Estamos nos anos 2000, em Porto Alegre, Brasil. Joaquim tem 24 anos, não tem mãe, não sabe do pai e cuida de uma avó com demência. Como homem negro, tem na entrada na universidade um desafio acrescido: trinta e duas perguntas que tentam confirmar se é, de facto, uma pessoa negra.
De Onde Eles Vêm, de Jeferson Tenório, acabado de chegar às livrarias, é um romance sobre as dores de crescimento escrito com a leveza só possível àqueles que sabem que têm de matar um leão por dia. O escritor Jeferson Tenório, de 48 anos, conta-nos assim, pela voz de Joaquim (num estilo despojado e praticamente auto-ficção), como foram os primeiros anos de quotas raciais nas universidades brasileiras - aquilo a que, numa entrevista à TV Cultura, chamou de "revolução silenciosa".
Conta-nos Joaquim: "Entrei pelo sistema de cotas raciais na universidade aos vinte e quatro anos, e tudo o que posso dizer é que quase fui vencido pela burocracia. (...) Ao chegar ao local onde eram feitas as matrículas, fui recebido por uma secretária que só sabia repetir todo um jargão burocrático. Ela conferia minha documentação como se tivesse o poder de decidir quem entra e quem não entra na universidade."
As dificuldades de Joaquim no mundo académico não são os livros, o estudo ou os exames. A maior dificuldade é aquilo que sabe que os outros pensam dele. Quando aceita boleia da mãe de uma colega que fuma maconha, a namorada lembra-o de que se tivessem sido parados pela polícia seria ele a ser interrogado como culpado. Quando fala em público e se sente a falhar, não é ter falhado que o entristece: "Me sentia culpado porque pensava que agora poderiam confirmar o que pensavam de mim."
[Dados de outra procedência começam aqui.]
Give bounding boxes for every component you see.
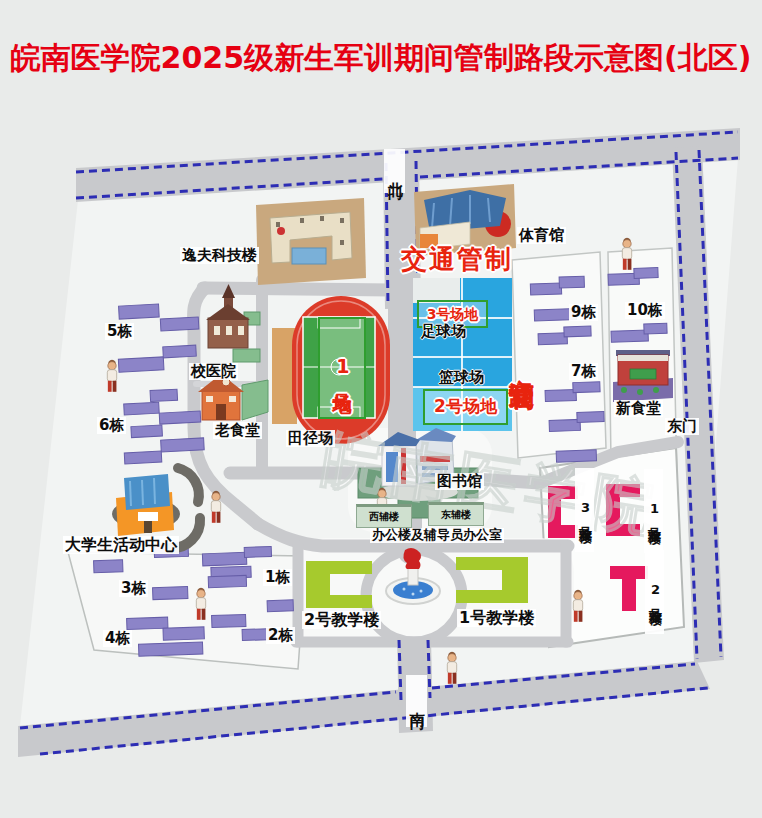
dorm-4-label: 4栋 [103,630,132,647]
campus-map-page: 皖南医学院2025级新生军训期间管制路段示意图(北区) [0,0,762,818]
lab-building-3-label: 3号实验楼 [575,468,594,552]
dorm-2-label: 2栋 [266,627,295,644]
teaching-building-2-label: 2号教学楼 [302,611,381,629]
venue-2-label: 2号场地 [432,397,499,417]
dorm-5-label: 5栋 [105,323,134,340]
east-gate-label: 东门 [665,418,699,435]
lab-building-1-label: 1号实验楼 [644,469,663,553]
lab-building-2-label: 2号实验楼 [645,550,664,634]
dorm-1-label: 1栋 [263,569,292,586]
school-hospital-label: 校医院 [189,363,238,380]
basketball-courts-label: 篮球场 [437,369,486,386]
old-canteen-label: 老食堂 [213,422,262,439]
venue-1-box: 1号场地 [318,317,366,419]
teaching-building-1-label: 1号教学楼 [457,609,536,627]
dorm-10-label: 10栋 [625,302,665,319]
yifu-science-label: 逸夫科技楼 [180,247,259,264]
dorm-7-label: 7栋 [569,363,598,380]
dorm-9-label: 9栋 [569,304,598,321]
football-field-label: 足球场 [419,323,468,340]
venue-1-label: 1号场地 [329,355,355,381]
dorm-6-label: 6栋 [97,417,126,434]
west-annex-label: 西辅楼 [356,504,412,528]
gymnasium-label: 体育馆 [517,227,566,244]
venue-2-box: 2号场地 [423,389,508,425]
venue-3-label: 3号场地 [425,306,481,322]
traffic-control-north-label: 交通管制 [399,245,515,275]
south-gate-label: 南门 [406,675,427,727]
yifu-science-building [256,198,366,285]
east-annex-label: 东辅楼 [428,502,484,526]
student-activity-center-label: 大学生活动中心 [63,536,179,554]
north-gate-label: 北门 [384,149,405,193]
new-canteen-label: 新食堂 [614,400,663,417]
track-label: 田径场 [286,430,335,447]
new-canteen-building [613,350,673,402]
dorm-3-label: 3栋 [119,580,148,597]
office-counselor-label: 办公楼及辅导员办公室 [370,528,504,543]
traffic-control-east-label: 交通管制 [504,296,538,428]
library-label: 图书馆 [435,473,484,490]
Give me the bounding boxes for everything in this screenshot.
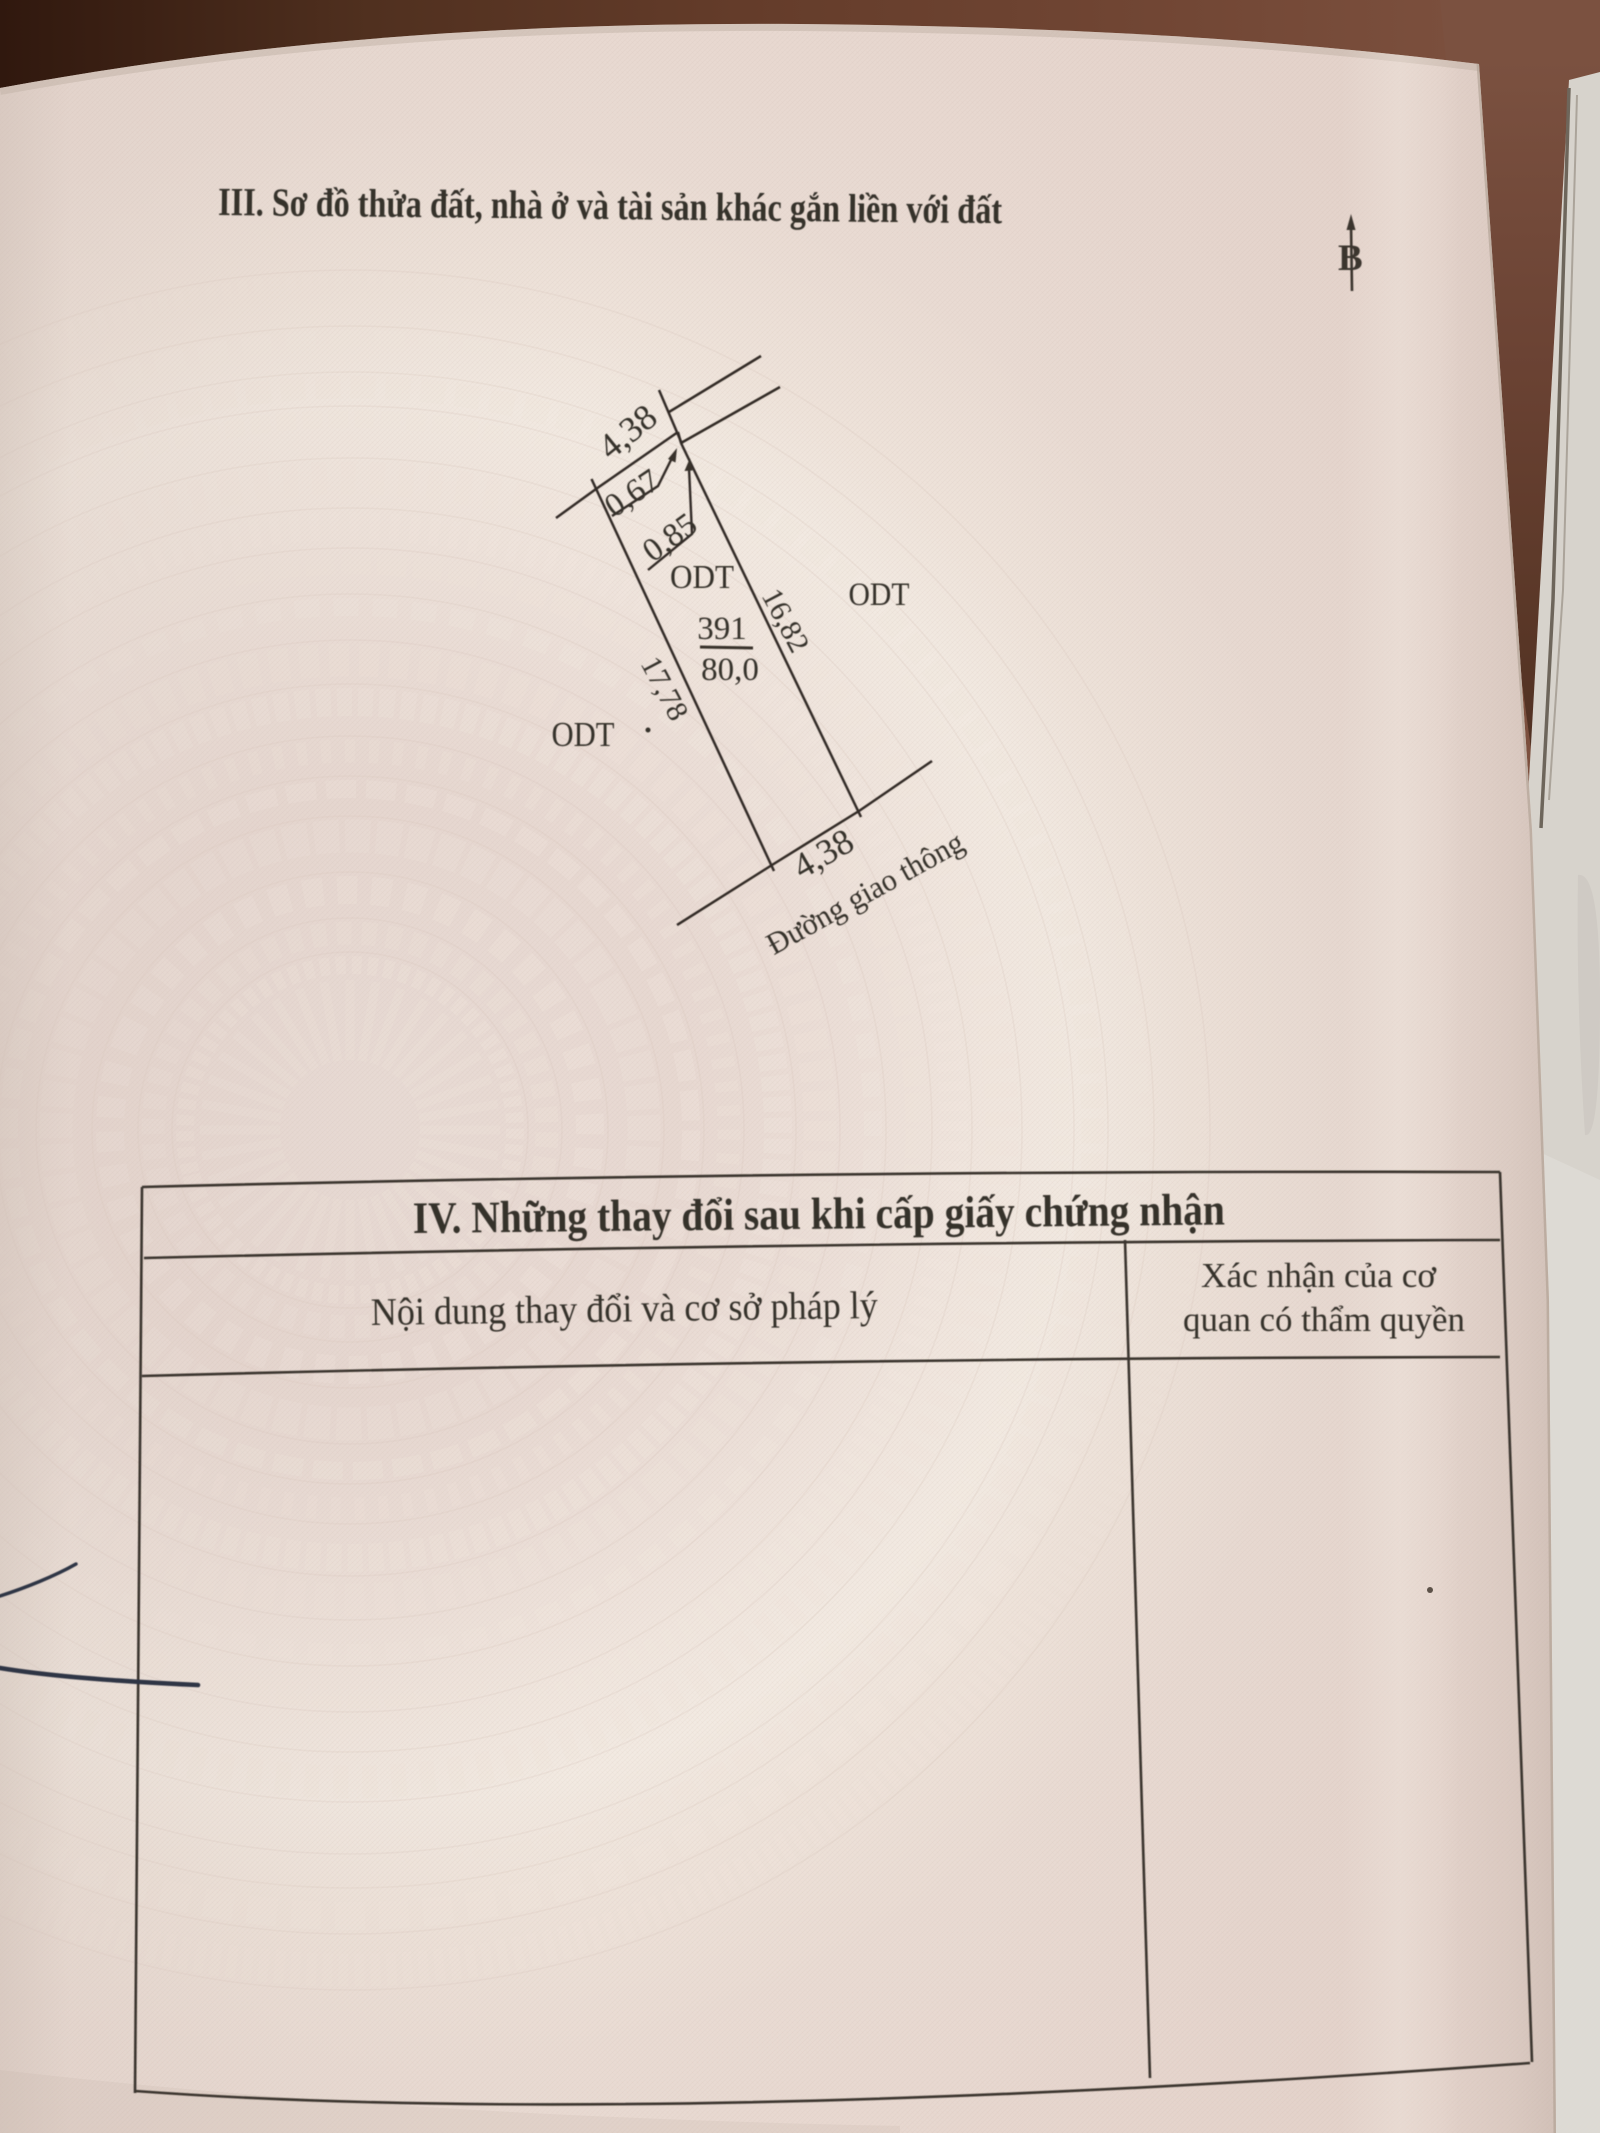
svg-text:B: B: [1338, 238, 1363, 279]
svg-text:Nội dung thay đổi và cơ sở phá: Nội dung thay đổi và cơ sở pháp lý: [371, 1284, 879, 1334]
svg-text:ODT: ODT: [552, 715, 615, 754]
svg-text:391: 391: [697, 611, 747, 647]
svg-text:ODT: ODT: [849, 577, 910, 613]
svg-text:Xác nhận của cơ: Xác nhận của cơ: [1201, 1256, 1436, 1295]
svg-text:IV. Những thay đổi sau khi cấp: IV. Những thay đổi sau khi cấp giấy chứn…: [413, 1184, 1225, 1243]
svg-text:III. Sơ đồ thửa đất, nhà ở và: III. Sơ đồ thửa đất, nhà ở và tài sản kh…: [218, 179, 1003, 232]
svg-text:quan có thẩm quyền: quan có thẩm quyền: [1183, 1300, 1465, 1339]
svg-text:80,0: 80,0: [701, 652, 759, 688]
svg-text:ODT: ODT: [670, 559, 734, 596]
Nos regressos a casa, nada o deixa esquecer-se do que o separa dos outros estudantes. "No ônubus suado, com cheiro de gente, apinhado de trabalhadores que rumavam para suas casas, entendi que aquele microcosmo caótico era o cenário que eu tinha. Há de haver alguma beleza nessa vida fodida de merda, pensei. Fechei os olhos. Eu era um idiota tateando no escuro em busca de beleza num ônibus fedido e lotado a caminho de Alvorada."
O esforço de Joaquim é real: "Desci duas paradas antes da minha. Precisava me recuperar. (...) Eu tinha de chegar inteiro em casa porque a minha avó precisava do melhor de mim."
Para a jornalista e escritora brasileira, Eliana Alves Cruz, cujo texto consta do livro, esta é "uma obra fundamental para entender o Brasil contemporâneo e, principalmente, para a compreensão do que é ser negro neste desenho de país em que as questões étnico-raciais eclodem como marcadores nas relações interpessoais e com o Estado. A Lei de Cotas, tão atacada por um debate público por vezes raso e permeado por todos os ranços de uma nação fundada em bases excludentes, ganha corpo e rosto na trama. Quem sabe a ficção, mais uma vez, venha em socorro do exercício de empatia tão difícil entre nós."
Jeferson Tenório nasceu no Rio de Janeiro, em 1977, mas vive em Porto Alegre. Estreou-se como escritor com O Beijo na Parede (2013), eleito Livro do Ano pela Associação Gaúcha de Escritores. Seguiu-se Estela sem Deus (2018), que lhe garantiu o aplauso da crítica mas também dos leitores. O seu terceiro romance, O Avesso da Pele (2021), foi distinguido com o Prémio Jabuti para Melhor Romance, finalista dos prémios Oceanos e São Paulo de Literatura, e está a ser adaptado ao cinema.